[RETROSPECTIVA 2021] Vazamentos de dados que marcaram o ano
Já nos primeiros dias de 2021, brasileiros tiveram uma surpresa desagradável e ainda não totalmente esclarecidaBy - Liliane Nakagawa, 28 dezembro 2021 às 16:32
Há alguns anos, vazamentos de dados têm se tornado frequentes nos noticiários. Entretanto, para quase toda a população brasileira (incluindo os já falecidos), 2021 ficará marcado como o ano “pior da história” em termos de quantidade, qualidade e variedade de dados vazados: CPF, endereço, telefone, e-mail, dados de escolaridade, score de crédito, salário, renda, de mais de 220 milhões brasileiros foram encontrados pelos pesquisadores do laboratório de pesquisa de segurança da PSafe e divulgados em 19 de janeiro.
Apesar de não ter sido completamente esclarecida como ocorreu e qual a origem do banco de dados, a natureza dos dados sugere ter vindo da subsidiária brasileira da agência de crédito Experian. A Senacon (Secretaria Nacional do Consumidor) e o Procon-SP notificaram a Serasa por possível envolvimento, apesar da empresa negar ser a fonte dos dados. A Autoridade Nacional de Proteção de Dados (ANPD) disse “apurar tecnicamente as informações sobre o incidente de segurança e que atuará de de forma diligente em relação a eventuais violações à Lei 13.709/2018 (Lei Geral de Proteção de Dados – LGPD), e promoverá, com os demais órgãos competentes, a responsabilização e a punição dos envolvidos”. O tema voltou a ser discutido no último dia 15, em audiência pública no Senado.

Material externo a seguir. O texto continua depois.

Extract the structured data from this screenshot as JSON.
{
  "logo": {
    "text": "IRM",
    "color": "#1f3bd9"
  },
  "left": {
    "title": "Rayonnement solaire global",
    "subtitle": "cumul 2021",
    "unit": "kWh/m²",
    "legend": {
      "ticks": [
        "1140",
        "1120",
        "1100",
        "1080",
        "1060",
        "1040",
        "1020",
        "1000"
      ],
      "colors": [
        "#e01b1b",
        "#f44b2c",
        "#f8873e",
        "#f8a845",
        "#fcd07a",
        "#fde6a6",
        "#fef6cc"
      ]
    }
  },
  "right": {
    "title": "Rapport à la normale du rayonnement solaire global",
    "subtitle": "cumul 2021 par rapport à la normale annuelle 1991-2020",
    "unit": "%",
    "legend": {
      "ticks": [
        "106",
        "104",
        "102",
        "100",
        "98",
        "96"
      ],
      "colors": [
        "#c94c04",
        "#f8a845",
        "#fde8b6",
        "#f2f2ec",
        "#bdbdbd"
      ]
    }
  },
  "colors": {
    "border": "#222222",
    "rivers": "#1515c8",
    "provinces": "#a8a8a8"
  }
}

Apesar do caso ainda estar pendente de informações, as causas das maiores violações de dados de 2021 parecem sugerir mudanças nos vetores de ameaças. Até o fim de 2020, erros humanos e ataques baseados em credenciais foram causas mais predominantes, enquanto que neste, ransomwares, vulnerabilidades de terceiros e falhas de segurança não detectadas têm sido mais proeminentes entre as ocorrências registradas.
Microsoft e o programa Exchange
Como foi o caso das 30 mil organizações expostas – incluindo governos locais, agências governamentais e empresas – na brecha da Microsoft, reportada pela empresa americana de software em 2 de março. O alvo da Hafnium, grupo responsabilizado pelo ciberataque, foram as centenas e milhares de servidores locais que executam o programa Exchange. Com a combinação de senhas e vulnerabilidades não detectadas anteriormente, o grupo criou um web shell em torno desses servidores permitindo acesso aos dados de e-mail.

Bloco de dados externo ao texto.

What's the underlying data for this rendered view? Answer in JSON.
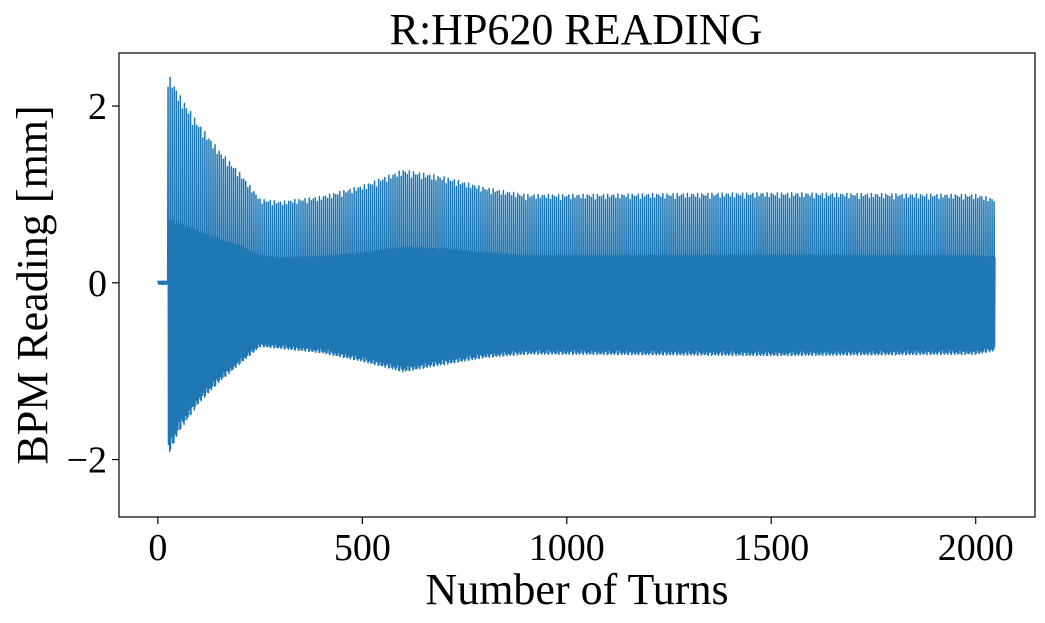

This is the real deal. If your organization runs an OWA server exposed to the internet, assume compromise between 02/26-03/03. Check for 8 character aspx files in C:\inetpubwwwrootaspnet_clientsystem_web. If you get a hit on that search, you’re now in incident response mode. https://t.co/865Q8cc1Rm
— Chris Krebs (@C_C_Krebs) March 5, 2021
Facebook foi avisado sobre riscos e minimizou violação de dados de meio bilhão de usuários
Praticamente um mês depois, foi a vez da rede social bilionária de Zuckerberg, o Facebook, expor dados de parte dos seus bilhões de usuários. De acordo com o Insider, mais de 533 milhões foram afetados, sendo eles de 106 países diferentes, a maioria dos EUA, Reino Unido e Índia. O banco de dados com números de telefone, IDs do Facebook, nomes, aniversários e até mesmo alguns endereços de e-mail foram encontradas em um fórum de hacking.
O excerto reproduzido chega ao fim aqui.